(Horacio Ruminal)
Era un jugador interesante, para algunos
de alta gama, que supo brillar en su país,
en su selección nacional, y también en
México.
Ayoví, era un jugador todo terreno, se hacía
respetar por propios y extraños: ponía todo,
no se guardaba nada y no le faltaba técnica:
podía resolver el espacios reducidos como
sorprender con su velocidad.
Era una pieza fundamental, con cualqiuer
camiseta que vistiera. Es Ayoví y diez más,
proclamaban los fanáticos.
Lo tenía todo para que su figura trascendiera
el continente y tallara entre los grandes
de la elite de ultramar, donde se juega el
fútbol más caro del planeta.
Pero había un problema: Ayoví no jugaba
con lluvia, y en Europa suele llover casi
siempre, en forma intermitente.
La lluvia puede interpretarse como una
bendición o un castigo, según la intensidad,
su duración y las circunstancias geográficas
e históricas. Pero siempre fue percibida como
un mensaje de las altas autoridades celestiales.

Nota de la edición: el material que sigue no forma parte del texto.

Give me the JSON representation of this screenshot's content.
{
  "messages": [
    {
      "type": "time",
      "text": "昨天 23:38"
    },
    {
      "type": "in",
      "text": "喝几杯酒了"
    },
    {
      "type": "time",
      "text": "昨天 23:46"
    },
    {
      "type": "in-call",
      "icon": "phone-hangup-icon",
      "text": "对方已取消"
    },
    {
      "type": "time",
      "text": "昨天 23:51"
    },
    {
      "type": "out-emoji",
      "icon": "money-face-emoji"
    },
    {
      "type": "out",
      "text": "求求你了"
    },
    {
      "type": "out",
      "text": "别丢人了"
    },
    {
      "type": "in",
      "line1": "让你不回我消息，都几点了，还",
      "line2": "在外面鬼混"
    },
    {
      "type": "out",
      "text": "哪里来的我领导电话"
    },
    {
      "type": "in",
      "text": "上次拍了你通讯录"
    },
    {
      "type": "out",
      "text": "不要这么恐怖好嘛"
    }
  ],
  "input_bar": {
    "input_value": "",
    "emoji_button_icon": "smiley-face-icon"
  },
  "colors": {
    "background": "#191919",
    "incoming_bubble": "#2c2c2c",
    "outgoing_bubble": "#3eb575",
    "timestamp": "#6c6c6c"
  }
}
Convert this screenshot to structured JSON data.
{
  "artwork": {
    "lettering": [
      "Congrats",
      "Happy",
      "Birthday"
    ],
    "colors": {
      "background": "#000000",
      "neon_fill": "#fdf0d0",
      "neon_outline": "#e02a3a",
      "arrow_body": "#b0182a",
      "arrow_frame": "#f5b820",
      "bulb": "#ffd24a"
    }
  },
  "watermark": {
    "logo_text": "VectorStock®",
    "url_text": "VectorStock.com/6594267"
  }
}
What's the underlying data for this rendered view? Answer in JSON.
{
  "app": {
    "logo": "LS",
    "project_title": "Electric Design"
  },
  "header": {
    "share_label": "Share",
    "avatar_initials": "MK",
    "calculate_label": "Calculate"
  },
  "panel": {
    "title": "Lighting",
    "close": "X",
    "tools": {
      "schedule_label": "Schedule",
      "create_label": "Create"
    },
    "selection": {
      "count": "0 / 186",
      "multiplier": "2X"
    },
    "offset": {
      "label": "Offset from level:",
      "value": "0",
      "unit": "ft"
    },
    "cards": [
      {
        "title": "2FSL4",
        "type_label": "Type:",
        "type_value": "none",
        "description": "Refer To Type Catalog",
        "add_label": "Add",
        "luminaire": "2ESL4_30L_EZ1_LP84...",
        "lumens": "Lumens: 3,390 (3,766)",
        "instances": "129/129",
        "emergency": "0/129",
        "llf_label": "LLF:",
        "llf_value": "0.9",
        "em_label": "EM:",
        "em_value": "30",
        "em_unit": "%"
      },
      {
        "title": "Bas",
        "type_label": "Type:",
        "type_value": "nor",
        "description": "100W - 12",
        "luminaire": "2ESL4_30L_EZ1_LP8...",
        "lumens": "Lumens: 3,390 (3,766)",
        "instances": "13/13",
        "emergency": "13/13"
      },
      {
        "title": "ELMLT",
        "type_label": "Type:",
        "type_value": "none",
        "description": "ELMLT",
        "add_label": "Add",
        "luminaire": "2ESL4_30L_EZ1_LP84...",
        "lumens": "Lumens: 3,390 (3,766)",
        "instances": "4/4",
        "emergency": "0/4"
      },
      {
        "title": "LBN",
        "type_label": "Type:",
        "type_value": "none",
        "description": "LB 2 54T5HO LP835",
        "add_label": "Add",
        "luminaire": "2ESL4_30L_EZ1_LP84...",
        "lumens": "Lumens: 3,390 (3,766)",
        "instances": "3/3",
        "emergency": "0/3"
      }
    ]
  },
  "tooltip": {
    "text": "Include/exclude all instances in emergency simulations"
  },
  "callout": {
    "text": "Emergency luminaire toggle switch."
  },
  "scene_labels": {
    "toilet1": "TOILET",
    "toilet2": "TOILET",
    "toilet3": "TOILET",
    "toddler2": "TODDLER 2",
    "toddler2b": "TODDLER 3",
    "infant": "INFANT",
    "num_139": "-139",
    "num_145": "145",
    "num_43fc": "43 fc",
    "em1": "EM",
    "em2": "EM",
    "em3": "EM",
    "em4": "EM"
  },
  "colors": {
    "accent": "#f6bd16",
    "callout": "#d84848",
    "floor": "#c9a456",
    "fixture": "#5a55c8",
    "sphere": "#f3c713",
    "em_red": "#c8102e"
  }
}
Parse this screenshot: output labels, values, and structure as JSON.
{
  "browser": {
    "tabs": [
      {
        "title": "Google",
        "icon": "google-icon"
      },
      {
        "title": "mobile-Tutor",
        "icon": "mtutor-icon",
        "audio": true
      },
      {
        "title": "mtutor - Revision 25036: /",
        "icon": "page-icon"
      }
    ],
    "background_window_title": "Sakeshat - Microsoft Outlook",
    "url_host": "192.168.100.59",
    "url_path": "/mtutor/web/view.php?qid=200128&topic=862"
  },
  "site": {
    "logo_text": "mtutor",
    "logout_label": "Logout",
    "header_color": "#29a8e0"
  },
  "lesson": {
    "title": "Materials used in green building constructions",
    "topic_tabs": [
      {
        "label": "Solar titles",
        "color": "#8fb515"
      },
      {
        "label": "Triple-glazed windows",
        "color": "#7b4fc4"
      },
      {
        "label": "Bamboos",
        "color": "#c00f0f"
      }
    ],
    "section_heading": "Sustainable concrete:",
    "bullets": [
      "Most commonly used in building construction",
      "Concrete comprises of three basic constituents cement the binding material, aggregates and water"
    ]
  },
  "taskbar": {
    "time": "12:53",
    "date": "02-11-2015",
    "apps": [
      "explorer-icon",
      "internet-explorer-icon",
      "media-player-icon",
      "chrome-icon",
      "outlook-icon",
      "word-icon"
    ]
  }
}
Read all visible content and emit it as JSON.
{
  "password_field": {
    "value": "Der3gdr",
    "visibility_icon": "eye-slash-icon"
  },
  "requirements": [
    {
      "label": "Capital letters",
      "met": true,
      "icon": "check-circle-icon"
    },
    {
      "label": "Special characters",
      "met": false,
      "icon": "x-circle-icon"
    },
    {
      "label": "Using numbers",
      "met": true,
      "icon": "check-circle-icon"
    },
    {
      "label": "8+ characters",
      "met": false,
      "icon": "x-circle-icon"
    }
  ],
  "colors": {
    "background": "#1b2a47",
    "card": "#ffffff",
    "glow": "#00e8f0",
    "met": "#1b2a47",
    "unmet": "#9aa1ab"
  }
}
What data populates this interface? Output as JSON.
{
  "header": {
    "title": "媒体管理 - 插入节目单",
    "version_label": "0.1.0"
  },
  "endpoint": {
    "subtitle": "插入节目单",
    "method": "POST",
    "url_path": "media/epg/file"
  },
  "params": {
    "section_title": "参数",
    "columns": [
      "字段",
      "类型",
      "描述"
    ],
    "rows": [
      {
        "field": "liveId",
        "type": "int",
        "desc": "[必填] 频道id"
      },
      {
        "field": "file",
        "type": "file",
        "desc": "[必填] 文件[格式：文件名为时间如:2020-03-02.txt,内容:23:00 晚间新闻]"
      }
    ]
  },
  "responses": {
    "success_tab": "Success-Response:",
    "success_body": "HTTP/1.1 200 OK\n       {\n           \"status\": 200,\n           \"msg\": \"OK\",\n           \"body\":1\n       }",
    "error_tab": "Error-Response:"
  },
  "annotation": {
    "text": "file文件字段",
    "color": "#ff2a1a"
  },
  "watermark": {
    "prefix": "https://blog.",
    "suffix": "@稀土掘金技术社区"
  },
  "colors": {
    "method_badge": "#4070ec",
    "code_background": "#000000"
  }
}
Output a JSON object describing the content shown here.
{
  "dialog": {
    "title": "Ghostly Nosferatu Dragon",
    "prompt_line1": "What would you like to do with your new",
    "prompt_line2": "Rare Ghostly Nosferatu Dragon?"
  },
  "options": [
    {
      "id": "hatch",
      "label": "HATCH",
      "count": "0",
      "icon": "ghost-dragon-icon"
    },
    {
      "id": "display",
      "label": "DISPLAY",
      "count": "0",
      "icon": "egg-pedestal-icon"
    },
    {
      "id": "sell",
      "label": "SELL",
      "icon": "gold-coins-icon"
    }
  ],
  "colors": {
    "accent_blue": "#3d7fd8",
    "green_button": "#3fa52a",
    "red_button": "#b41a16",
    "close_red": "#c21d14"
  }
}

Cada cultura tiene sus creencias, y él mantenía
la de sus ancestros africanos.
Sus compañeros intentaron disuadirlo; le
explicaban que la lluvia no hace nada, sólo moja
y puede afectar el pique del balón y alterar la
velocidad de juego. No mucho más que eso, y
además, siempre que llovió paró.
Pero las creencias son más fuertes que la razón
y deben ser respetadas: Yo paso, repetía Ayoví,
hasta que la lluvia
pase no juego.
Algo parecido había ocurrido antes, no muy lejos,
con otro jugador de color, aunque de otra cultura
preexistente, que rechazaba la noche.
Con la noche no se juega, no cuenten conmigo
esta noche ni otras. No había forma de que entrara
en razones: Entendía que los dioses habían creado
la noche para el descanso, el amor, y para que se
solazaran las almas de los muertos. El no estaba
dispuesto a profanar esos mandatos.
Había que resignarse, el respeto por las diversidades
está por encima del juego, e incluso de los negocios.
Los compañeros de Ayoví, así como los dirigentes y
la propia afición, sabían que si llovía no podrían contar
con su figura excluyente, y sin su estrella prodigiosa
y cintilante, nada sería igual:
Elevaban plegarias, celebraban conjuros, disponían
ofrendas y prometían todo tipo de sacrificios a sus
divinidades para que el cielo escuchara y se allanara
a sus deseos, posponiendo esa lluvia amenazante y
ya pronosticada por el servicio meteorológico.
El hombre no se inmutaba: Yo no puedo hacer nada,
lo siento. Es la lluvia o yo, decía Ayoví.